Synergy Health Partners

Mallet Finger (Baseball Finger)


Mallet finger, also known as baseball finger, is an injury to the thin tendon that straightens the end joint of a finger or thumb. It occurs when the tendon is damaged or torn, often as a result of an impact to the fingertip. This injury prevents the finger from straightening at the distal interphalangeal (DIP) joint, causing it to droop.


Mallet finger typically results from:

  • Trauma: A direct blow to the tip of the finger, such as when a ball strikes an outstretched finger during sports.
  • Accidental Injury: Catching a finger on an object, forcefully bending it.
  • Lacerations: Cuts that sever the tendon.


Symptoms of mallet finger include:

  • Pain and Swelling: Immediate pain and swelling at the fingertip.
  • Inability to Straighten the Finger: The affected finger cannot be actively straightened at the DIP joint.
  • Drooping of the Finger: The fingertip droops noticeably, even when trying to extend the finger.
  • Bruising: Bruising around the fingertip.


Diagnosis involves a combination of clinical examination and imaging studies:

  • Medical History and Physical Examination: Assessment of symptoms, injury history, and physical examination to check for deformity, tenderness, and inability to extend the finger.
  • X-rays: Used to determine if there is an associated fracture at the distal phalanx or to assess the extent of the injury.


Treatment for mallet finger depends on the severity of the injury and may include:

  • Non-Surgical Treatment:

    • Splinting: The primary treatment involves splinting the affected finger in an extended position for 6-8 weeks. The splint must be worn continuously to allow the tendon to heal properly. After the initial period, the splint may be worn at night for an additional few weeks.
    • Pain Management: Over-the-counter pain relievers, such as ibuprofen or acetaminophen, to manage pain and swelling.
    • Follow-Up Care: Regular follow-up visits to ensure proper healing and to adjust the splint as needed.
  • Surgical Treatment:

    • Surgery may be considered for severe cases, such as when there is a large fracture fragment, joint misalignment, or if non-surgical treatment fails to restore function. Surgical options include:
      • Tendon Repair: Direct repair of the tendon.
      • Pinning or Screws: Stabilizing the bone fragments if a fracture is present.
      • Tendon Grafting: Using a graft to repair the tendon if there is significant damage.

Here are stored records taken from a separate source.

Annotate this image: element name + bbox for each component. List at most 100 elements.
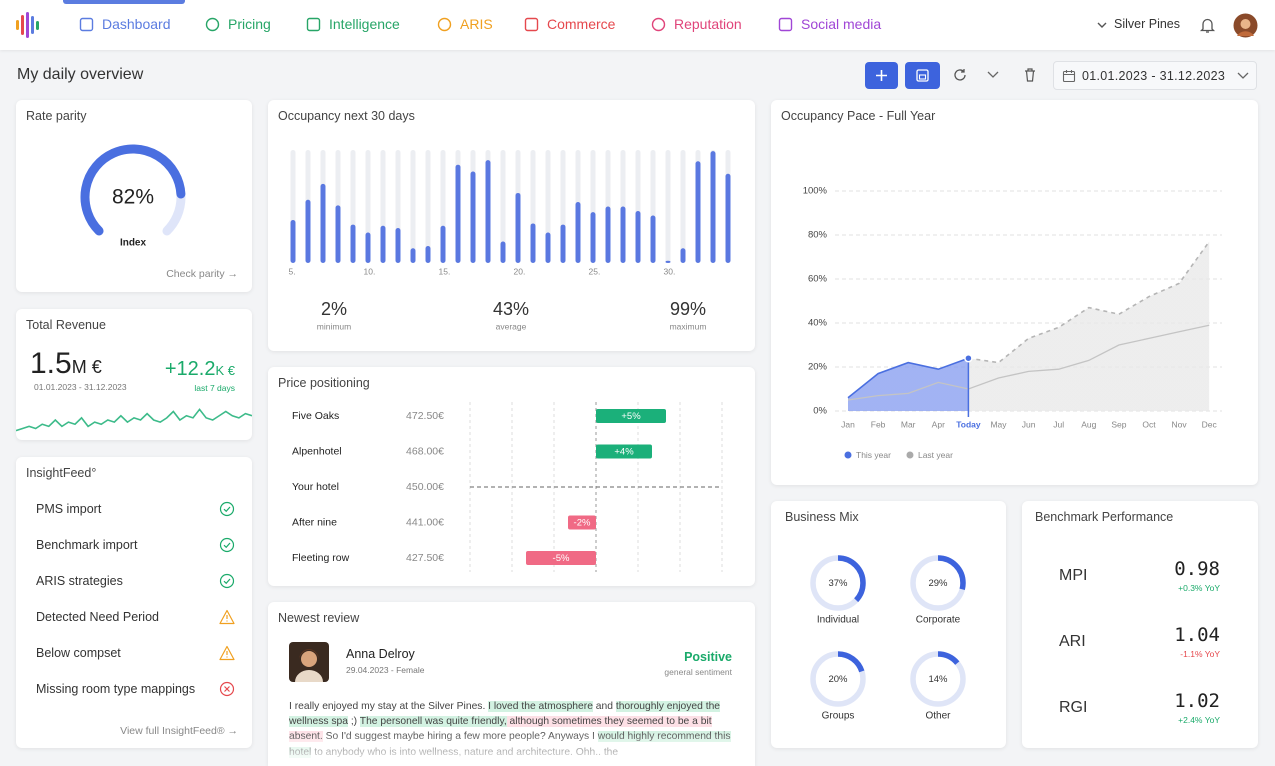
competitor-price: 441.00€ bbox=[406, 516, 444, 528]
today-point bbox=[964, 353, 973, 363]
bar bbox=[650, 215, 656, 263]
sparkline bbox=[16, 408, 252, 432]
revenue-period: 01.01.2023 - 31.12.2023 bbox=[34, 382, 127, 392]
amount: 1.5 bbox=[30, 347, 72, 380]
nav-item[interactable]: Social media bbox=[778, 16, 881, 32]
icon-shape bbox=[524, 17, 539, 31]
x-tick-label: 15. bbox=[439, 266, 451, 276]
bar-track bbox=[680, 150, 686, 263]
reviewer-name: Anna Delroy bbox=[346, 647, 415, 661]
nav-item[interactable]: Intelligence bbox=[306, 16, 400, 32]
x-tick-label: 10. bbox=[364, 266, 376, 276]
x-tick-label: Mar bbox=[901, 419, 916, 429]
last-year-line bbox=[847, 324, 1210, 401]
card-title: Occupancy Pace - Full Year bbox=[781, 109, 936, 123]
stat-value: 2% bbox=[321, 299, 347, 319]
nav-item[interactable]: Dashboard bbox=[79, 16, 171, 32]
donut-value: 20% bbox=[828, 674, 848, 685]
y-tick-label: 40% bbox=[808, 318, 828, 329]
check-parity-link[interactable]: Check parity → bbox=[166, 268, 238, 280]
x-tick-label: 25. bbox=[589, 266, 601, 276]
card-title: Price positioning bbox=[278, 376, 370, 390]
add-button[interactable] bbox=[865, 62, 898, 89]
x-tick-label: 5. bbox=[289, 266, 296, 276]
bar bbox=[635, 211, 641, 263]
bar bbox=[620, 206, 626, 263]
hotel-chevron[interactable] bbox=[1096, 19, 1108, 31]
status-icon bbox=[219, 645, 235, 661]
nav-icon bbox=[205, 17, 220, 31]
bar bbox=[380, 225, 386, 263]
error-x bbox=[224, 686, 230, 692]
this-year-area bbox=[848, 241, 1210, 411]
kpi-change: -1.1% YoY bbox=[1180, 649, 1220, 659]
legend-label: Last year bbox=[918, 450, 953, 460]
notifications[interactable] bbox=[1199, 16, 1216, 34]
insight-feed-link[interactable]: View full InsightFeed® → bbox=[120, 725, 238, 737]
nav-item[interactable]: Commerce bbox=[524, 16, 615, 32]
benchmark-card: Benchmark Performance MPI 0.98 +0.3% YoY AR… bbox=[1022, 501, 1258, 748]
status-icon bbox=[219, 501, 235, 517]
bar bbox=[335, 205, 341, 263]
competitor-name: Fleeting row bbox=[292, 552, 350, 564]
nav-label: Dashboard bbox=[102, 16, 171, 32]
x-tick-label: Apr bbox=[932, 419, 945, 429]
review-segment: ;) bbox=[347, 716, 360, 728]
bar-track bbox=[410, 150, 416, 263]
ok-circle bbox=[219, 537, 235, 553]
kpi-change: +0.3% YoY bbox=[1178, 583, 1220, 593]
legend-dot bbox=[906, 451, 914, 459]
insight-label: Detected Need Period bbox=[36, 610, 159, 624]
bar-track bbox=[665, 150, 671, 263]
warn-triangle bbox=[219, 609, 235, 625]
insight-label: PMS import bbox=[36, 502, 102, 516]
occupancy-30-card: Occupancy next 30 days 2% minimum 43% av… bbox=[268, 100, 755, 351]
icon-shape bbox=[79, 17, 94, 31]
nav-item[interactable]: Pricing bbox=[205, 16, 271, 32]
x-tick-label: Oct bbox=[1142, 419, 1156, 429]
change-period: last 7 days bbox=[194, 383, 235, 393]
nav-icon bbox=[778, 17, 793, 31]
card-title: Rate parity bbox=[26, 109, 87, 123]
legend-label: This year bbox=[856, 450, 891, 460]
delete-button[interactable] bbox=[1023, 67, 1037, 83]
icon-shape bbox=[437, 17, 452, 31]
bar bbox=[500, 241, 506, 263]
revenue-amount: 1.5M € bbox=[30, 347, 102, 381]
occupancy-pace-card: Occupancy Pace - Full Year 0% 20% 40% 60% 80… bbox=[771, 100, 1258, 485]
donut-value: 37% bbox=[828, 578, 848, 589]
date-range-picker[interactable]: 01.01.2023 - 31.12.2023 bbox=[1053, 61, 1257, 90]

The prognosis for mallet finger is generally good, especially with timely and appropriate treatment. Most individuals regain full function and appearance of the finger with non-surgical treatment. However, some residual drooping or stiffness may occur in severe cases or if treatment is delayed.


Preventing mallet finger involves taking measures to protect the fingers from injury:

  • Protective Gear: Wearing appropriate protective equipment during sports and activities that pose a risk of finger injuries.
  • Proper Techniques: Using proper techniques and caution when handling objects or participating in activities that can cause finger injuries.


Mallet finger is a common injury that affects the ability to straighten the fingertip. Early diagnosis and appropriate treatment are crucial for optimal recovery and function. If you experience a finger injury that results in pain, swelling, and inability to straighten the fingertip, seek medical attention for a thorough evaluation and personalized treatment plan. With proper care, most individuals can achieve a good outcome and return to normal activities.